La San-Felice, Tome 07, Emma Lyonna, tome 3

Part 14

Chapter 143,834 wordsPublic domain

En ce moment, la porte du cabinet s'ouvrit et Fritz, avec sa régularité accoutumée, avant que la pendule eût cessé de sonner onze heures, annonçait que _monsieur était servi_.

--As-tu faim, André? demanda le vieux Backer.

--Pas beaucoup, répondit André; mais, comme, au bout du compte, il faut manger, mangeons.

Il se leva et retrouva son père dans le corridor. Tous deux s'acheminèrent vers la salle à manger, suivis des deux sentinelles.

Tous les employés étaient arrivés entre neuf heures et neuf heures un quart, moins Spronio.

Ils n'avaient point osé entrer à la caisse ni dans le cabinet pour présenter leurs respects aux deux prisonniers; mais ils les attendaient au passage, les uns sur la porte de leur bureau, les autres à celle de la salle à manger.

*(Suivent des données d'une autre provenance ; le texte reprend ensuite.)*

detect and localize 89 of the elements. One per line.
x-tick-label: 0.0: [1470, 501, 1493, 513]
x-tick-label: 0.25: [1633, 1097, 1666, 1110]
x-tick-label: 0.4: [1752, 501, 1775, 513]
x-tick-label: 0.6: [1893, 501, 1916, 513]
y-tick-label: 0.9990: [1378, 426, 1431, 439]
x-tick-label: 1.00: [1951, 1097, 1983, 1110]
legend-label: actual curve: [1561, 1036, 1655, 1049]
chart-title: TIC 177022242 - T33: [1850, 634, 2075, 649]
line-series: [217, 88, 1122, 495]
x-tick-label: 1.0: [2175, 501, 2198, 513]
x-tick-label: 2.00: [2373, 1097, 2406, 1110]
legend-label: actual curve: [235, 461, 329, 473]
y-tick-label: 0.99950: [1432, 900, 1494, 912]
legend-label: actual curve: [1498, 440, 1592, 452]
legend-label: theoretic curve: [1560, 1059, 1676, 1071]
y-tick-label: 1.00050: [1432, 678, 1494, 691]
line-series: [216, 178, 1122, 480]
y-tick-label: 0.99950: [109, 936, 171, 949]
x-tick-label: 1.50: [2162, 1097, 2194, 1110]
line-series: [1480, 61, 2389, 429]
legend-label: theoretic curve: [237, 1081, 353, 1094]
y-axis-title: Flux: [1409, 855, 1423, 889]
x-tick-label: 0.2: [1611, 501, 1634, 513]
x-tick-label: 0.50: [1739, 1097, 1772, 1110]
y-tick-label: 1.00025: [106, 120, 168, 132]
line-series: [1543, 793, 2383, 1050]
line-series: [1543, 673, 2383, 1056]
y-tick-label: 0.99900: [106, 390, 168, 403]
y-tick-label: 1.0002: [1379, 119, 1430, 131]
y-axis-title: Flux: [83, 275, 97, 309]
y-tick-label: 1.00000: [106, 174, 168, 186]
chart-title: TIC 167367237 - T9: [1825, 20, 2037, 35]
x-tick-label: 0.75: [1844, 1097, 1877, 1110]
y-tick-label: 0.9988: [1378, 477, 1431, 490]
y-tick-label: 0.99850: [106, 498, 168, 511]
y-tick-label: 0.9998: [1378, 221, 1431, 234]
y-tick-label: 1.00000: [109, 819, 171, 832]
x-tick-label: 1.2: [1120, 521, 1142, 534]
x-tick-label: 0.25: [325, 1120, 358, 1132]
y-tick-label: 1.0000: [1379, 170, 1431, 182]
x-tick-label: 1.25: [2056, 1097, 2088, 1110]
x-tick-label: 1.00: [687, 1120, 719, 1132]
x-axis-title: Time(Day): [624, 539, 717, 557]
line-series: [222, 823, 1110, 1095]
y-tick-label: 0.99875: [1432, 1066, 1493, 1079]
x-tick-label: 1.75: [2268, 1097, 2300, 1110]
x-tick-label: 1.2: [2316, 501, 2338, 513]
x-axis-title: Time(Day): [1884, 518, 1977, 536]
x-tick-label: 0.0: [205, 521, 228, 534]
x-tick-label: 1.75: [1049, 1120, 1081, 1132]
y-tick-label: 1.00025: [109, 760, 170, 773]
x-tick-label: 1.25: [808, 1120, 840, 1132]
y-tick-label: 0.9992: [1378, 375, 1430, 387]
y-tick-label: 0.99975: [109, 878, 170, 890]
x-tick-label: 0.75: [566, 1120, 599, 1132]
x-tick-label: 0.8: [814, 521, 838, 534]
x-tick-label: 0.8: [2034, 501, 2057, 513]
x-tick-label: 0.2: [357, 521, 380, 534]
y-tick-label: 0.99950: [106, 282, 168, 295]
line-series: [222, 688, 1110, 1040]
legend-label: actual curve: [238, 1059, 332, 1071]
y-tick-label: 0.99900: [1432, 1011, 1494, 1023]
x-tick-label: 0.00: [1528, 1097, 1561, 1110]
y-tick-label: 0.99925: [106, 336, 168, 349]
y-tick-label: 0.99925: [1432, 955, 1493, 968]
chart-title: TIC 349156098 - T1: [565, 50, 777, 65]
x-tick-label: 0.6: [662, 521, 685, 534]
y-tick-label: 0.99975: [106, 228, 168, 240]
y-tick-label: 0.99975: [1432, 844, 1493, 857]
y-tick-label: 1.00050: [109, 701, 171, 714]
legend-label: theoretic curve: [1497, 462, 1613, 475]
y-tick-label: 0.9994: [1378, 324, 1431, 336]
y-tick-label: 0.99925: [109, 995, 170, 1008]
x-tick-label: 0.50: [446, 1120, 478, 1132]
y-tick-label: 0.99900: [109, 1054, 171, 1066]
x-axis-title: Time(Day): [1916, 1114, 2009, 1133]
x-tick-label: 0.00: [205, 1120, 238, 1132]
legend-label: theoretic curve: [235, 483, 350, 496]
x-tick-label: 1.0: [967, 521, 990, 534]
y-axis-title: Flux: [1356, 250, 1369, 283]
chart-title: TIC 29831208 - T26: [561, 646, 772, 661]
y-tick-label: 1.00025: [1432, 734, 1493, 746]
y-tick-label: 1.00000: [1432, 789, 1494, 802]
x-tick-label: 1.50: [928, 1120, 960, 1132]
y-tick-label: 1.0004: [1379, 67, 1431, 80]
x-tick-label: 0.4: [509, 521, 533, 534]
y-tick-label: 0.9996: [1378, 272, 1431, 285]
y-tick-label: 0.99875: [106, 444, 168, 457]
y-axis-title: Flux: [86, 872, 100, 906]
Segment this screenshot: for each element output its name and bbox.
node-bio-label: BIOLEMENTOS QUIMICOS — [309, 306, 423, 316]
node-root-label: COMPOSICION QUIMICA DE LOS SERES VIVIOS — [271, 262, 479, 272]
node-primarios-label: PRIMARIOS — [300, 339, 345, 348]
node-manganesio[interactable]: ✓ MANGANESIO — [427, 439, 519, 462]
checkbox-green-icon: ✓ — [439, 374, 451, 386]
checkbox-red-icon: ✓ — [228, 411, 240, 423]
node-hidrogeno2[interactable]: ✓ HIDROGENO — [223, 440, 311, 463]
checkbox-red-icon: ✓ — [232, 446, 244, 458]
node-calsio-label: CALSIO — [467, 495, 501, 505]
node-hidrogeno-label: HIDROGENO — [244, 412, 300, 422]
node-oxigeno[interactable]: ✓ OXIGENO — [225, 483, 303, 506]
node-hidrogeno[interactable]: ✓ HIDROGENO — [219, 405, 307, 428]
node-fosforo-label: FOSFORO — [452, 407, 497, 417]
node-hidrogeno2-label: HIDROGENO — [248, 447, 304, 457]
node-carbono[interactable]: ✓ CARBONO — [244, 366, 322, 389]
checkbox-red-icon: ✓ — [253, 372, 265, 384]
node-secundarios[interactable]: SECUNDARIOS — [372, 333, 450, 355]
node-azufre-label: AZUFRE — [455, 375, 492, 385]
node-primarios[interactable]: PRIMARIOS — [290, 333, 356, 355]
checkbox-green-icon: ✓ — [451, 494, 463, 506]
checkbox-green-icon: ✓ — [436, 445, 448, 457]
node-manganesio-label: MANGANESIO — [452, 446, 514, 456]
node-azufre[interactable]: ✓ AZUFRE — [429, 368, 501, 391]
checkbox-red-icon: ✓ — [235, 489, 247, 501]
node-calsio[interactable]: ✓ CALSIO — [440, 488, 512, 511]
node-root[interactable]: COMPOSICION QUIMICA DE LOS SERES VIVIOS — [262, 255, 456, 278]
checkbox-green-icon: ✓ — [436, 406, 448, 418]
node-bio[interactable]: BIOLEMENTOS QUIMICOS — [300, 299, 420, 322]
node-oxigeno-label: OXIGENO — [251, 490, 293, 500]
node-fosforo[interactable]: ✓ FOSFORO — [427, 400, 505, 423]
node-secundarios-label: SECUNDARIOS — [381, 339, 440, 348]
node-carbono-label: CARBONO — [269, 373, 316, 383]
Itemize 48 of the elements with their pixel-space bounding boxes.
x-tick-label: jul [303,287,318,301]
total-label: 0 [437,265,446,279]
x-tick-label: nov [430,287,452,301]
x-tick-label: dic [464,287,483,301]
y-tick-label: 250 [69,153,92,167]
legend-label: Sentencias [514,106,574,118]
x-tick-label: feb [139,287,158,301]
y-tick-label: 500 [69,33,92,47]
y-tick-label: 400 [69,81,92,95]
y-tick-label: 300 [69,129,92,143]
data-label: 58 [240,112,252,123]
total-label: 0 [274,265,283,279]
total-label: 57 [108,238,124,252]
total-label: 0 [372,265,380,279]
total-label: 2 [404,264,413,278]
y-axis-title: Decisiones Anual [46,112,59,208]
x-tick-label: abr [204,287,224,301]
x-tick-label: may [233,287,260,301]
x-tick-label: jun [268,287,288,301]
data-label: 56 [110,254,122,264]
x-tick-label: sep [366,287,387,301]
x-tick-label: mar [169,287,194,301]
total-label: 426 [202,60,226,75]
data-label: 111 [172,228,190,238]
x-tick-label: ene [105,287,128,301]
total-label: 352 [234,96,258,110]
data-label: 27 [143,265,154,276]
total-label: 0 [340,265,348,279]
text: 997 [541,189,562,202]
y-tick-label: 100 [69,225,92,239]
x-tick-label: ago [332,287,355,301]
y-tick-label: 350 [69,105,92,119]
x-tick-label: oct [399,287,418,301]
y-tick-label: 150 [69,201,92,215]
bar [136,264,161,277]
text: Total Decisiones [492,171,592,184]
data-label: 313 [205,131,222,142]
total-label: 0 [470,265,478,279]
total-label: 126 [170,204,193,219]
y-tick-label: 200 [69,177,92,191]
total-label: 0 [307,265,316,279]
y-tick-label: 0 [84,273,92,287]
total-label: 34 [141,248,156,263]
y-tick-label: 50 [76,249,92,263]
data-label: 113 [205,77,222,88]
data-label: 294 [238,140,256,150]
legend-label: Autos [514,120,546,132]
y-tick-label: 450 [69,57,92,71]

Comme on savait dans quelles conditions les deux prisonniers étaient revenus à la maison de banque, un voile épais de tristesse était répandu sur les visages. Deux ou trois des plus anciens employés détournaient la tête: ceux-là pleuraient.

Le père et le fils, après s'être arrêtés un instant un milieu d'eux, entrèrent dans la salle à manger.

Les sentinelles restèrent à la porte, mais au dedans de la salle à manger. Ordre leur était donné de ne point perdre de vue les deux condamnés.

La table était servie comme de coutume, Fritz se tenait debout derrière la chaise du vieux Simon.

--Quand nous aurons fait notre compte, il ne faudra point oublier tous ces vieux serviteurs-là, dit Simon Backer.

--Oh! soyez tranquille, mon père, répliqua André; par bonheur, nous sommes assez riches pour ne point forcer notre reconnaissance à faire sur eux des économies.

Le déjeuner fut court et silencieux. A la fin de son repas, André, en raison d'une vieille coutume allemande, avait l'habitude de boire à la santé de son père.

--Fritz, dit-il au vieux serviteur, descendez à la cave, prenez une demi-bouteille de tokay impérial de 1672, c'est le plus vieux et le meilleur:--j'ai une santé à porter.

Simon regarda son fils.

Fritz obéit sans demander d'explication, et remonta tenant à la main la demi-bouteille de tokay désignée.

André emplit son verre et celui de son père; puis il demanda à Fritz un troisième verre, l'emplit a son tour et le présenta à Fritz.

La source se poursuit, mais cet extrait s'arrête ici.